See [GMPLS-SIG] for a description of parameters and encoding of
TLVs.
8.1.2. Procedures
An IF_ID RSVP_HOP object is used in place of previously defined
RSVP_HOP objects. It is used on links where there is not a one-to-
one association of a control channel to a data channel, see [GMPLS-
SIG]. The Hop Address and Logical Interface Handle fields are used
per standard RSVP [RFC2205].
TLVs are used to identify the data channel(s) associated with the
LSP. For a unidirectional LSP, a forward channel MUST be indicated.
For a bidirectional LSP that uses bundled links, a reverse channel
MUST be indicated. Data channels are specified from the view point
of the sender of the Path message. The IF_ID RSVP_HOP object SHOULD
NOT be used when no TLVs are needed.
A node receiving one or more TLVs in a Path message saves their
values and returns them in the HOP objects of subsequent Resv
messages sent to the node that originated the TLVs.
9. Fault Handling
The handling of two types of control communication faults are
described in this section. The first, referred to as nodal faults,
relates to the case where a node losses its control state (e.g.,
after a restart) but does not loose its data forwarding state. In
the second, referred to as control channel faults, relates to the
case where control communication is lost between two nodes. The
handling of both faults are supported by a the RESTART_CAP object
defined below and require the use of Hello messages.

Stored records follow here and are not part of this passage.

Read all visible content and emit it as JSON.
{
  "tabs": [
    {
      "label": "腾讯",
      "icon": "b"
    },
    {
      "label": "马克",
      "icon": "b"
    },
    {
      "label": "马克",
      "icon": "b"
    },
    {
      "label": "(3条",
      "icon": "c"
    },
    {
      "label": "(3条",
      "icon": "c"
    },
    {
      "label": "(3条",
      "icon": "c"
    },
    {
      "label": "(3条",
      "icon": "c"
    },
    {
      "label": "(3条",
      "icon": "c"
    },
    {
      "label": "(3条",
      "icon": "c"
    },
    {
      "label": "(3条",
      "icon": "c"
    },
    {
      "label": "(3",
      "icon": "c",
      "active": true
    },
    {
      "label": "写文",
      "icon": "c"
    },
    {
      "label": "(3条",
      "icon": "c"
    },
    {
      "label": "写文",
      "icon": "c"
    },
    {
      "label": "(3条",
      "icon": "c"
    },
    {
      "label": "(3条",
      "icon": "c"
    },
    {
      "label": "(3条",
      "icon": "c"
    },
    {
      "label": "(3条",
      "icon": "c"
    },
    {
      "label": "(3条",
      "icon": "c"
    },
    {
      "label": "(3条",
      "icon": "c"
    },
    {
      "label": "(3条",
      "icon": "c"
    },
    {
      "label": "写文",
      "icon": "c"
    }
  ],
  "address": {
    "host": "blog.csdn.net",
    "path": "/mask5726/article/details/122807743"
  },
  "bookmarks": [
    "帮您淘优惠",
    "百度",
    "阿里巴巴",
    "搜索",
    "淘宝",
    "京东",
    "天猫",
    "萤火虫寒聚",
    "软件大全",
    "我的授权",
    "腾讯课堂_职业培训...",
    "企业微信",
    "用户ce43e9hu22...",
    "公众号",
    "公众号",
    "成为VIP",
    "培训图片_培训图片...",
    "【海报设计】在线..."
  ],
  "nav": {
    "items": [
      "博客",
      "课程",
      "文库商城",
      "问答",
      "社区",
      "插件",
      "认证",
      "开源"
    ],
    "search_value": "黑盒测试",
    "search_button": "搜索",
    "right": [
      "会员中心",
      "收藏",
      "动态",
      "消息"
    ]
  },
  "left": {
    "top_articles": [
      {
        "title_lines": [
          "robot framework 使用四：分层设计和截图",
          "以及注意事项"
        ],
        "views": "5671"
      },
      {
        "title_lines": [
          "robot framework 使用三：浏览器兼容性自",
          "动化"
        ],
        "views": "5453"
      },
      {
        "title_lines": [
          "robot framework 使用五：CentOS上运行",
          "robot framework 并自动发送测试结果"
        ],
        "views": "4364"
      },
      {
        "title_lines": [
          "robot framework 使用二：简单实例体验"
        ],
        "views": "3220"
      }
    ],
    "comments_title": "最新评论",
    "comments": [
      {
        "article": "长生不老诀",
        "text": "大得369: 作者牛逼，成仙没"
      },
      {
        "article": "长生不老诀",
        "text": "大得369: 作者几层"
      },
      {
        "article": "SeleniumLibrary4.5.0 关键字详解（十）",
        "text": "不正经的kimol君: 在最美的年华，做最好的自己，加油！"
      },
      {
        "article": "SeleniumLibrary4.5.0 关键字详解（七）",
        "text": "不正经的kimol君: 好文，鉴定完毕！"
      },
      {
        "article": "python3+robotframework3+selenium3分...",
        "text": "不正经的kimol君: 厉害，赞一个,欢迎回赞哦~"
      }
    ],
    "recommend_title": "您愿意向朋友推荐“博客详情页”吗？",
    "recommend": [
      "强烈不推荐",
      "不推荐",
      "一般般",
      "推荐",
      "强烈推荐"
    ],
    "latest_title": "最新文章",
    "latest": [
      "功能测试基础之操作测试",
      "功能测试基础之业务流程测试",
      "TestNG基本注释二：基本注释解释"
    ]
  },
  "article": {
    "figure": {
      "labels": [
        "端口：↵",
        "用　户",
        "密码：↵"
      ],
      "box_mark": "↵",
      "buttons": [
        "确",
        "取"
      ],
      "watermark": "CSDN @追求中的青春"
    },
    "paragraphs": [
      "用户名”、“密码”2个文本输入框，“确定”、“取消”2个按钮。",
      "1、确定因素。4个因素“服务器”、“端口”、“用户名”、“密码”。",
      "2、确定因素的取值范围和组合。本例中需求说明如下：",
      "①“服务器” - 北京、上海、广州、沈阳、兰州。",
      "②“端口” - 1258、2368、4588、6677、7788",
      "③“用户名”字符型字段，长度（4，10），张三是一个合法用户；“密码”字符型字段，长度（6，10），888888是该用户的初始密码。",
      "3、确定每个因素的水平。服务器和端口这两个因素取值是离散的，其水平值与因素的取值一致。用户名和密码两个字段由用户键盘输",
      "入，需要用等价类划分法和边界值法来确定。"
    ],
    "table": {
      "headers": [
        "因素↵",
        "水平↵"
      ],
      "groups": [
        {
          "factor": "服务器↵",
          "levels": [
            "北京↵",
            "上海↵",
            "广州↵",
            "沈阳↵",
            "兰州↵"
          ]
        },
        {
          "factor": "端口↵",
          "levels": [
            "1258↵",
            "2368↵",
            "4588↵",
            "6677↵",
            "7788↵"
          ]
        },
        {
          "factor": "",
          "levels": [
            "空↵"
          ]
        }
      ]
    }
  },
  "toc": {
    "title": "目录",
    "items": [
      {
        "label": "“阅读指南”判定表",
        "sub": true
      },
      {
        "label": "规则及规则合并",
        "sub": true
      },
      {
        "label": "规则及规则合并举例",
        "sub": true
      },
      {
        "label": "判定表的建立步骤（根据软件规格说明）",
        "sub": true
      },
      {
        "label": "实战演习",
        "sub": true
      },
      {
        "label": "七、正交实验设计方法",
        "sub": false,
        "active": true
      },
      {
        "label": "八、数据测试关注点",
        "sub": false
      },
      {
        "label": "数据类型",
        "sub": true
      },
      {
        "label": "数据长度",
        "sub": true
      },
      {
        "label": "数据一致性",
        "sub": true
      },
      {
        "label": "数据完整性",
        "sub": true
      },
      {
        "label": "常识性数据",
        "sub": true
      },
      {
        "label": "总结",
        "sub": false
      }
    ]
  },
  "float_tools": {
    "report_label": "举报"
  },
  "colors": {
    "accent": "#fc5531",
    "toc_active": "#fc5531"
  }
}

Please note this section is derived from [PAN-RESTART].
9.1. RESTART_CAP Object
The RESTART_CAP Object is carried in Hello messages. The modified
Hello message format is:
<Hello Message> ::= <Common Header> [ <INTEGRITY> ] <HELLO>
[ <RESTART_CAP> ]
The format of the RESTART_CAP Object is:
0 1 2 3
0 1 2 3 4 5 6 7 8 9 0 1 2 3 4 5 6 7 8 9 0 1 2 3 4 5 6 7 8 9 0 1
+-+-+-+-+-+-+-+-+-+-+-+-+-+-+-+-+-+-+-+-+-+-+-+-+-+-+-+-+-+-+-+-+
| Length | Class-Num(TBD)| C-Type (1) |
+-+-+-+-+-+-+-+-+-+-+-+-+-+-+-+-+-+-+-+-+-+-+-+-+-+-+-+-+-+-+-+-+
| Restart Time |
+-+-+-+-+-+-+-+-+-+-+-+-+-+-+-+-+-+-+-+-+-+-+-+-+-+-+-+-+-+-+-+-+
| Recovery Time |
+-+-+-+-+-+-+-+-+-+-+-+-+-+-+-+-+-+-+-+-+-+-+-+-+-+-+-+-+-+-+-+-+
Restart Time: 32 bits
Restart Time is measured in milliseconds. Restart Time SHOULD
be set to the sum of the time it takes the sender of the object
to restart its RSVP-TE component (to the point where it can
exchange RSVP Hello with its neighbors) and the communication
channel that is used for RSVP communication.
Recovery Time: 32 bits
The period of time, in milliseconds, that the sender desires
for the recipient to resyncronize RSVP and MPLS forwarding
state with the sender after the re-establishment of Hello
synchronization. A value of zero (0) indicates that MPLS
forwarding state was not preserved across a particular reboot.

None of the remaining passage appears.